Haskell type vs. newtype with respect to type safety

StevenC picture StevenC · Jun 13, 2009 · Viewed 10k times · Source

I know newtype is more often compared to data in Haskell, but I'm posing this comparison from more of a design point-of-view than as a technical problem.

In imperitive/OO languages, there is the anti-pattern "primitive obsession", where the prolific use of primitive types reduces the type-safety of a program and introduces accidentally interchangeability of same-typed values, otherwise intended for different purposes. For example, many things can be a String, but it would be nice if a compiler could know, statically, which we mean to be a name and which we mean to be the city in an address.

So, how often then, do Haskell programmers employ newtype to give type distinctions to otherwise primitive values? The use of type introduces an alias and gives a program's readability clearer semantics, but doesn't prevent accidentally interchanges of values. As I learn haskell I notice that the type system is as powerful as any I have come across. Therefore, I would think this is a natural and common practice, but I haven't seen much or any discussion of the use of newtype in this light.

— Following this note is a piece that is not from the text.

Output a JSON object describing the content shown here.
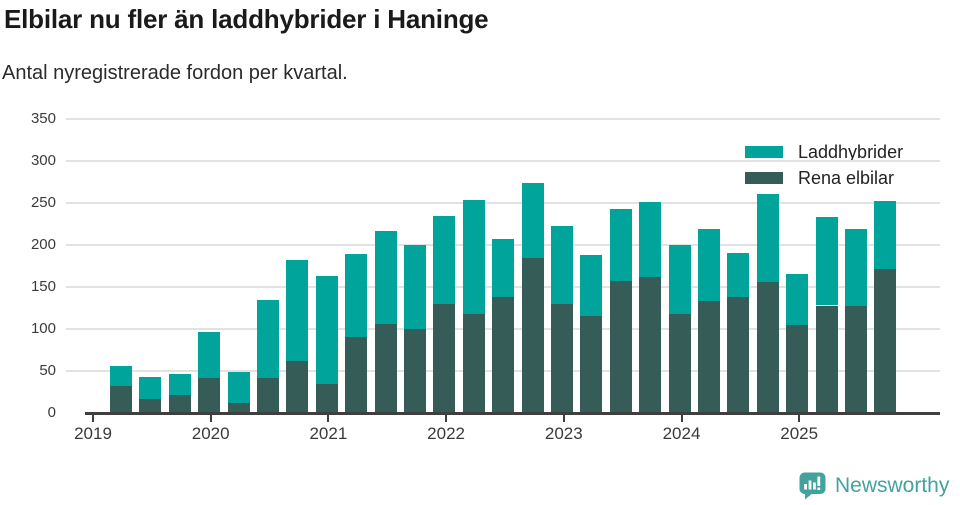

Of course a lot of programmers do things differently, but is this at all common in haskell?

Answer

Christopher Done picture Christopher Done · Oct 10, 2010

The main uses for newtypes are:

  1. For defining alternative instances for types.
  2. Documentation.
  3. Data/format correctness assurance.

I'm working on an application right now in which I use newtypes extensively. newtypes in Haskell are a purely compile-time concept. E.g. with unwrappers below, unFilename (Filename "x") compiled to the same code as "x". There is absolutely zero run-time hit. There is with data types. This makes it a very nice way to achieve the above listed goals.

-- | A file name (not a file path).
newtype Filename = Filename { unFilename :: String }
    deriving (Show,Eq)

I don't want to accidentally treat this as a file path. It's not a file path. It's the name of a conceptual file somewhere in the database.

It's very important for algorithms to refer to the right thing, newtypes help with this. It's also very important for security, for example, consider upload of files to a web application. I have these types:

-- | A sanitized (safe) filename.
newtype SanitizedFilename = 
  SanitizedFilename { unSafe :: String } deriving Show

-- | Unique, sanitized filename.
newtype UniqueFilename =
  UniqueFilename { unUnique :: SanitizedFilename } deriving Show

-- | An uploaded file.
data File = File {
   file_name     :: String         -- ^ Uploaded file.
  ,file_location :: UniqueFilename -- ^ Saved location.
  ,file_type     :: String         -- ^ File type.
  } deriving (Show)

Suppose I have this function which cleans a filename from a file that's been uploaded:

-- | Sanitize a filename for saving to upload directory.
sanitizeFilename :: String            -- ^ Arbitrary filename.
                 -> SanitizedFilename -- ^ Sanitized filename.
sanitizeFilename = SanitizedFilename . filter ok where 
  ok c = isDigit c || isLetter c || elem c "-_."

Now from that I generate a unique filename:

-- | Generate a unique filename.
uniqueFilename :: SanitizedFilename -- ^ Sanitized filename.
               -> IO UniqueFilename -- ^ Unique filename.

It's dangerous to generate a unique filename from an arbitrary filename, it should be sanitized first. Likewise, a unique filename is thus always safe by extension. I can save the file to disk now and put that filename in my database if I want to.

But it can also be annoying to have to wrap/unwrap a lot. In the long run, I see it as worth it especially for avoiding value mismatches. ViewPatterns help somewhat:

-- | Get the form fields for a form.
formFields :: ConferenceId -> Controller [Field]
formFields (unConferenceId -> cid) = getFields where
   ... code using cid ..

Maybe you'll say that unwrapping it in a function is a problem -- what if you pass cid to a function wrongly? Not an issue, all functions using a conference id will use the ConferenceId type. What emerges is a sort of function-to-function-level contract system that is forced at compile time. Pretty nice. So yeah I use it as often as I can, especially in big systems.